Les premiers ont introduit à la Sunna ce qui ne lui appartient pas, alors que les seconds ont exclu de la Sunna ce qui en fait partie.

Ceux qui réfutent les hadiths authentiques forment plusieurs courants et tendances. Leur point commun est le suivant : la réfutation des hadiths, dont l’authenticité est formellement établie, pour des raisons qui habitent l’esprit de la personne qu’elle considère comme des vérités alors qu’il s’agit de simples conjectures qui ne tiennent pas face à la critique scientifique.

L’histoire de la pensée musulmane a connu un certain nombre de ces groupes, mais les savants de l’orthodoxie sunnite leur ont répondu. Notre époque connaît également des groupes et des individus de ce genre qui réfutent des hadiths authentique pour diverses raisons.

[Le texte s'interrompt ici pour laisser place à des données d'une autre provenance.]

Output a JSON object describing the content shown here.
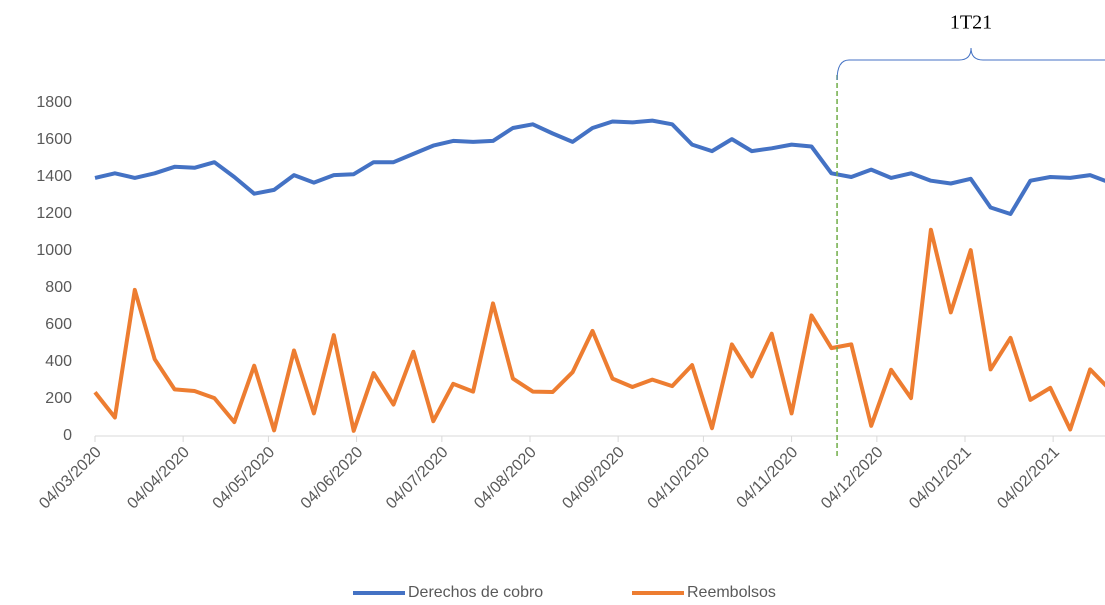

Réfutation des hadiths authentiques sous prétexte qu’ils contredisent le Coran

Certains réfutent des hadiths authentiques parce qu’à leurs yeux, ils contrediraient le Coran. Or, ce qui contredit le Coran est caduc.

Certes, ce qui contredit le Coran est caduc, sauf que ce qu’ils imaginent contredire le Coran ne le contredit pas vraiment.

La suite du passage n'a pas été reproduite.